Les aspects théoriques sont abordés à nouveau entre 1960 et 1980, principalement par les géographes et les cartographes anglo-saxons. Cette nouvelle phase est liée à deux évolutions essentielles : la place croissante de l’outil informatique dans les techniques cartographiques et le développement des recherches sur la cartographie cognitive. L’ordinateur permet une expérimentation sur les données (analyse de données) et une comparaison rapide des résultats graphiques obtenus selon diverses méthodes de discrétisation. Il offre aussi des capacités graphiques illimitées, par exemple pour la réalisation de trames. La recherche cognitive évalue à partir de tests psycho-physiques l’efficacité des éléments graphiques d’une carte, le décalage entre son information latente et l’information qu’elle transmet effectivement. Au cours de la période, plusieurs auteurs (Jenks, Monmonier) reviennent sur la question du découpage en classes et proposent des solutions nouvelles. D’autres (Olson, Muller) s’intéressent davantage aux aspects graphiques. Certains, comme Tobler, excluent toute discrétisation et proposent d’affecter une valeur grisée par donnée statistique, le lecteur effectuant alors spontanément les regroupements visuels.
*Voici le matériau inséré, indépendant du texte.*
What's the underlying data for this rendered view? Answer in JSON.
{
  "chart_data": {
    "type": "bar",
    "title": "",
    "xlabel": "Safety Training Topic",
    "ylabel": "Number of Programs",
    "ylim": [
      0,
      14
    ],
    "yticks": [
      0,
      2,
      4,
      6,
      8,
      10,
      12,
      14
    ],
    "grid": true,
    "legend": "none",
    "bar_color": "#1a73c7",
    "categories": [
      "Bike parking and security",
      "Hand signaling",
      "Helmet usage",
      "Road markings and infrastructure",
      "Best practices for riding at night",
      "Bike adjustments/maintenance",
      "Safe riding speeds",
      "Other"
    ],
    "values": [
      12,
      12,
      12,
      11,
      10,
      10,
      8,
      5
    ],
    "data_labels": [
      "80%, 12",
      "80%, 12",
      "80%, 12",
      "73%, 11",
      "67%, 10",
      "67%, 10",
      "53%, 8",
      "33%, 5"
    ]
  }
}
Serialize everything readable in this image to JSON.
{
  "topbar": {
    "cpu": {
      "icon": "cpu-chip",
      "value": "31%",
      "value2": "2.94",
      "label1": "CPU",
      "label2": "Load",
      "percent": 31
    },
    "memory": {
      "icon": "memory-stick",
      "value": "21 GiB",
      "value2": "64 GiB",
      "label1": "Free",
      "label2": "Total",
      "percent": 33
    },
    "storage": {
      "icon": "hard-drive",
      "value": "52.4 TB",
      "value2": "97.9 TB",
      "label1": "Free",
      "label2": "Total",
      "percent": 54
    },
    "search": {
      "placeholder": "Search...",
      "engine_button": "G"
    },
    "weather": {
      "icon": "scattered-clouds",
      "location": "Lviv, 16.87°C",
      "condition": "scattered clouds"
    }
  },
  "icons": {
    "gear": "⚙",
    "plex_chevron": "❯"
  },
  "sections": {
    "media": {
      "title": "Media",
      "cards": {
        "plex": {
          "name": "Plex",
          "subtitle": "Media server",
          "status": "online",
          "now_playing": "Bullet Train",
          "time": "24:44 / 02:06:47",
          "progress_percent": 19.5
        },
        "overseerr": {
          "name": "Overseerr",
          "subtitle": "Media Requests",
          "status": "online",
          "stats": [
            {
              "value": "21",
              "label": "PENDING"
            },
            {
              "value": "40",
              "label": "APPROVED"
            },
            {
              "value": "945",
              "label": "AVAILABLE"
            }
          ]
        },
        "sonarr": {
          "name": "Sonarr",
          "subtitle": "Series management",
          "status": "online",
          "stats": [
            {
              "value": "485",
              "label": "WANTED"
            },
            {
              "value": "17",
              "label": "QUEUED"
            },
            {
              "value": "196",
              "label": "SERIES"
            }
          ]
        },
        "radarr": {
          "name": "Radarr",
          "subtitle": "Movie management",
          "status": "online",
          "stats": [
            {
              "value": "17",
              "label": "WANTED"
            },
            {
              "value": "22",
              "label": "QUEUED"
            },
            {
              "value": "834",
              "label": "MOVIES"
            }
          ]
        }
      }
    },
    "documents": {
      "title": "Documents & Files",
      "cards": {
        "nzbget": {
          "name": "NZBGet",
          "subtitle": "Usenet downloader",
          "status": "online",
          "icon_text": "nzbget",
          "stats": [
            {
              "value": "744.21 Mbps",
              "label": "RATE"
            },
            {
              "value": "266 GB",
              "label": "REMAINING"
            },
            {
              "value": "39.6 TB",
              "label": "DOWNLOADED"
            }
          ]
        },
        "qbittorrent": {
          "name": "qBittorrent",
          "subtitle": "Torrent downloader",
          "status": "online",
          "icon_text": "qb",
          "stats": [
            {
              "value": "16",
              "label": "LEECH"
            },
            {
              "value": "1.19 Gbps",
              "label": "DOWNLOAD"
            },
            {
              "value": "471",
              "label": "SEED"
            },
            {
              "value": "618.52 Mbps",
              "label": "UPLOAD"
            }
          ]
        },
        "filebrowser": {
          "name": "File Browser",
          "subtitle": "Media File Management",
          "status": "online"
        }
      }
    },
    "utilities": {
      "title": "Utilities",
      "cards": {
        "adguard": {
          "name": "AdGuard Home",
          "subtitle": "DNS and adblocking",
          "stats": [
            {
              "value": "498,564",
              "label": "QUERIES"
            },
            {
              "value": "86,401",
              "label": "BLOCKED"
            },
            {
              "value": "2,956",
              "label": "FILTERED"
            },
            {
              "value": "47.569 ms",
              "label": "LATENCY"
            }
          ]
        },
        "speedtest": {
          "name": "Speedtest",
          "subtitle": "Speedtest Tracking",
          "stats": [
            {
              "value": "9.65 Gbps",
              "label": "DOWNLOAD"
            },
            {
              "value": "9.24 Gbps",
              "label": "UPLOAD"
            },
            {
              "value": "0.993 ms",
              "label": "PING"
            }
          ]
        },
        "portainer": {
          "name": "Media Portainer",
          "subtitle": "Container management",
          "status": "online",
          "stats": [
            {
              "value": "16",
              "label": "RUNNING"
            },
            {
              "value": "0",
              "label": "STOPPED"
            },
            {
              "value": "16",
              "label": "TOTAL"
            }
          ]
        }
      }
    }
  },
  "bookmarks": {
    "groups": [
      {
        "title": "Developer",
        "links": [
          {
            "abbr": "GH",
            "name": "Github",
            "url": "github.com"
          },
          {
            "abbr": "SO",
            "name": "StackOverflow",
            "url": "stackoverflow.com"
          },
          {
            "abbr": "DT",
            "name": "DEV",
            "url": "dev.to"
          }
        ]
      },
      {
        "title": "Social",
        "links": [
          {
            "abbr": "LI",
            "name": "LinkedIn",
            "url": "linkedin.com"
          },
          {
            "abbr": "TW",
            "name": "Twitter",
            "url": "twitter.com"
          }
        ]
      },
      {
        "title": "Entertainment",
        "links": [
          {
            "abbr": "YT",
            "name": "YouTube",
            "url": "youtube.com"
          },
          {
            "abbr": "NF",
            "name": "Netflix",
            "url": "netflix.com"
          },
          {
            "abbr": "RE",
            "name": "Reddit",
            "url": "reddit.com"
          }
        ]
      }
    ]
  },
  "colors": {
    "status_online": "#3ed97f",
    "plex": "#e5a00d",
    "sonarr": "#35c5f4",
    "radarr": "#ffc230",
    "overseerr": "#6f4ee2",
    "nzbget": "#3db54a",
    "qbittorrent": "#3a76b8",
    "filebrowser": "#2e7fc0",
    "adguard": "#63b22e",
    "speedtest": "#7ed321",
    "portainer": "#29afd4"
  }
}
La réflexion théorique s’est quelque peu éteinte sur le sujet et aujourd’hui encore, toutes les questions relatives à la carte choroplèthe n’on pas reçu de réponse consensuelle. Le nombre maximum de paliers de valeur (donc de classes de données) oscille par exemple entre 5 et 10, selon les auteurs. Il existe plusieurs dizaines de méthodes de discrétisation, qui peuvent être réparties en quelques catégories : méthodes mathématiques, reposant sur les valeurs des données, méthodes statistiques ou probabilistes, reposant sur les fréquences, méthodes graphiques, demandant la construction de diagrammes ou courbes auxiliaires. La plupart des logiciels de cartographie permettent de réaliser des représentations suivant les principales méthodes de base (classes d’égale étendue, classes standardisées, etc.) et génèrent automatiquement des séries de valeurs échelonnées. L’idée d’une méthode unique de discrétisation a été définitivement écartée en faveur d’une méthode adaptée à la distribution de la variable que l’on cartographie. Le choix de celle-ci n’est cependant en aucun cas univoque. La carte choroplèthe reste très présente dans la cartographie grand public (manuels, atlas, presse) aussi bien que dans les travaux de chercheurs, la cartographie en noir et blanc reculant toutefois au profit de gammes de couleur, simples ou doubles. L’éducation à la lecture de telles cartes est sans doute moins prioritaire aujourd’hui. Il reste à faire mieux comprendre les modalités de la construction des cartes choroplèthes et le traitement voire la manipulation des données qu’elles supposent.